Приведённый ознакомительный фрагмент книги Бесконечная практика предоставлен нашим книжным партнёром — компанией ЛитРес.

Купить и скачать полную версию книги в форматах FB2, ePub, MOBI, TXT, HTML, RTF и других

Глава 3. Кролик в Праге

Я проснулась от того, что жаркие лучи полуденного августовского солнца, проникнув внутрь моей комнаты через высокое деревянное окно, переместились мне на лицо, как бы напоминая, что день уже давно начался, а в моей жизни еще ничего не случилось. Я с досадой вспомнила, что забыла вечером задвинуть шторы, и зарылась поглубже в одеяло — какое солнцу до меня дело, не все ли ему равно, пусть идет к другим — тысячам таких же, как я, людей, которые не могут найти себе занятие, стоящее подвига раннего утреннего подъема.

Так размышляла я теплым августовским днем в маленькой комнате под самой крышей старого особняка, располагавшегося в исторической части Праги.

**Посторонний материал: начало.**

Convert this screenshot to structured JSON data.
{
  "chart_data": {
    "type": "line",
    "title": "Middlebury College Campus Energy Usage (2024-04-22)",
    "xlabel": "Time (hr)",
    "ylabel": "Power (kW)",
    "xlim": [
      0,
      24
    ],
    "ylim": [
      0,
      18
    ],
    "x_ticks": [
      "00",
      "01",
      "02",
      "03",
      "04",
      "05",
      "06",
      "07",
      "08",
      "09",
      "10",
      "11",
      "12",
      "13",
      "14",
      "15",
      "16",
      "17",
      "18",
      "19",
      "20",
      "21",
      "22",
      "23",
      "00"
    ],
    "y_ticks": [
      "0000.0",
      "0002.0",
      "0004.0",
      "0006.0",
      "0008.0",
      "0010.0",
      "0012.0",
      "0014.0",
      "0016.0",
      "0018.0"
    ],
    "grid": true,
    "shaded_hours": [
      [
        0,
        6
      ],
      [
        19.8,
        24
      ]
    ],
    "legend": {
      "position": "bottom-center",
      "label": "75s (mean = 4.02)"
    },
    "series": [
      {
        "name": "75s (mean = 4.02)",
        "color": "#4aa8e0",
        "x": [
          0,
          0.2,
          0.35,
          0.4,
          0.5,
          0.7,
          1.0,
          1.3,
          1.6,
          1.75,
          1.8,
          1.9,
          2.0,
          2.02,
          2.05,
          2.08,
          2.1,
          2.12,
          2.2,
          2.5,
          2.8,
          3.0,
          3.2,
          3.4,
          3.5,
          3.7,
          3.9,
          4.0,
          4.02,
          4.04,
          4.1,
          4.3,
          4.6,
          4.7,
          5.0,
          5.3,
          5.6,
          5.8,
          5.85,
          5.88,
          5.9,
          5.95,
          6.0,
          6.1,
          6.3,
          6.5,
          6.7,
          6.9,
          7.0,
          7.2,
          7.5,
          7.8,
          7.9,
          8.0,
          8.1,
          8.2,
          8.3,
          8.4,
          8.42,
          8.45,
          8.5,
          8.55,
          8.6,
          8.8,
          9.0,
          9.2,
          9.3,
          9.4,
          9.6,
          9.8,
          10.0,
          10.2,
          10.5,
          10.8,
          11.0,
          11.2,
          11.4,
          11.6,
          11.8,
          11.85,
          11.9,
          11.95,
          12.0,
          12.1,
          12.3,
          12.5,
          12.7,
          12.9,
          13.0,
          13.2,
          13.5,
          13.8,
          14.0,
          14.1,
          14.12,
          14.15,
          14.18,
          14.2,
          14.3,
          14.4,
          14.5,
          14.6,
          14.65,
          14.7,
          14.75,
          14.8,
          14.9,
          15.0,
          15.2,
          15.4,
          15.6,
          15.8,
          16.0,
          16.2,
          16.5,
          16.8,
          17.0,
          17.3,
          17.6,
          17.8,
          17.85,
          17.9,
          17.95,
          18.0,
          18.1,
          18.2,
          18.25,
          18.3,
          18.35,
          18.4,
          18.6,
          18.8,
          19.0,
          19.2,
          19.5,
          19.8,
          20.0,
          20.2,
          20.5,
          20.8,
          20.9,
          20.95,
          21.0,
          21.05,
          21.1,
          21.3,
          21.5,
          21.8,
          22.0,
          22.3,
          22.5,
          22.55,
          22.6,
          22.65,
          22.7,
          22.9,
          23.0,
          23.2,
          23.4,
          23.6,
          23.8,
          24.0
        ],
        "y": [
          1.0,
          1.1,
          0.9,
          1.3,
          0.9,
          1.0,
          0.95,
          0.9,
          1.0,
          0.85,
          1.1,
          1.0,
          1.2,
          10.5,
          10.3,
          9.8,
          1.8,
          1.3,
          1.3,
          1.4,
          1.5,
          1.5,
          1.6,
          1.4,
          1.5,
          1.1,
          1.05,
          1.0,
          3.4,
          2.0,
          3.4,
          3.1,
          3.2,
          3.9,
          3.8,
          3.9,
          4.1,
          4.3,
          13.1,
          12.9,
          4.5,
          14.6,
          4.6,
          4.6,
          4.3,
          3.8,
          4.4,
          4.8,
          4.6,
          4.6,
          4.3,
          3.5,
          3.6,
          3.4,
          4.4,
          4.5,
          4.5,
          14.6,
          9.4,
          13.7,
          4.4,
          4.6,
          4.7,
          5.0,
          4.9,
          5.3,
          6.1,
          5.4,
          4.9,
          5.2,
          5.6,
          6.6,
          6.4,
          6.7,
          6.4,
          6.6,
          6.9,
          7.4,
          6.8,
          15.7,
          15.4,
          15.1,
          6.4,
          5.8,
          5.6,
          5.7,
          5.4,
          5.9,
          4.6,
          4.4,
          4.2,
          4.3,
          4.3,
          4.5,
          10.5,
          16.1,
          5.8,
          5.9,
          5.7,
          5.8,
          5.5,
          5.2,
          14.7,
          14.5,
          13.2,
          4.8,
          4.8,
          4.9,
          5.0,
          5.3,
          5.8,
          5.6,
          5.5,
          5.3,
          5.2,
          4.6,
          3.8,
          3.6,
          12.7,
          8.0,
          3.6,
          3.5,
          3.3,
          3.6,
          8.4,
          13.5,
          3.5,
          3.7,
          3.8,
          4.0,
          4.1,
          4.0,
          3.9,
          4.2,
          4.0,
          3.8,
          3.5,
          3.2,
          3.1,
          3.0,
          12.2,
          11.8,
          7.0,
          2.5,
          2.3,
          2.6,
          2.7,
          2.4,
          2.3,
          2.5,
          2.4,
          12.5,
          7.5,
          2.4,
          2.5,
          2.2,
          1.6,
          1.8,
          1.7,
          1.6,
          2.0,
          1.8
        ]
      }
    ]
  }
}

Чуть больше месяца назад я защитила диплом на факультете медиа и коммуникаций, который, как мне казалось, должен был стать началом новой жизни — жизни, в которой я сама выбираю, где мне быть и чем заниматься. По мере приближения к черте окончания учебы у меня появлялось все больше и больше желаний, идей, планов о том, что я буду делать в этом заветном «после», однако когда это «после» неожиданно обрушилось мне на голову, я с удивлением обнаружила, что в том уголке моего сознания, где я хранила свои желания, куда я приходила изо дня в день любоваться своими сокровищами, периодически пополняя эту коллекцию новыми находками, вместо переливающихся страз лежали серые камни. Так я провела в Москве месяц — недоумевая, куда делись мои драгоценности, были ли они там вообще и какой закон физики мог объяснить явление, создававшее завораживающую игру света на поверхности простой гальки.

Одним из груды таких камней-перевертышей была поездка в Прагу. Идея оставаться третий месяц лета в Москве в любом случае казалась мне бесперспективной, поэтому в начале августа я отправилась в Чехию в надежде отыскать нечто, способное заполнить пустоту на месте выброшенных за ненадобностью камней.

Под окнами раздался грохот, а затем сменивший его звук ударов молотка по железной поверхности. Под одеялом от этого звука было не спастись. Я подошла к окну и с усилием распахнула створки. В комнату ворвался свежий воздух, а вместе с ним все звуки и запахи мерной европейской жизни: на соседней улице слышался стук колес проезжающих мимо трамваев, пахло свежей выпечкой, в кафе на противоположной стороне узкой улочки, куда выходили окна моей комнаты, тихо играла музыка. Прямо подо мной на первом этаже располагалась пекарня, в тот момент ее хозяин, грузный мужчина с пышными усами и в белом фартуке, стоял на стремянке с молотком в руке и пытался закрепить над входом в заведение увесистый чугунный крендель, с некоторой периодичностью оглашая улицу звуками ударов металла о металл.

Я чувствовала, как этот звук с каждым ударом отчеканивал во мне желание бежать вон из дома — затеряться в улицах этого города, спрятаться в углу кафе — куда угодно, лишь бы остаться наедине со своим внутренним течением чувств, прожить их сполна, пускай даже и в окружении людей, которые также заняты проживанием собственного калейдоскопа состояний, сменяющих друг друга цветными стеклышками.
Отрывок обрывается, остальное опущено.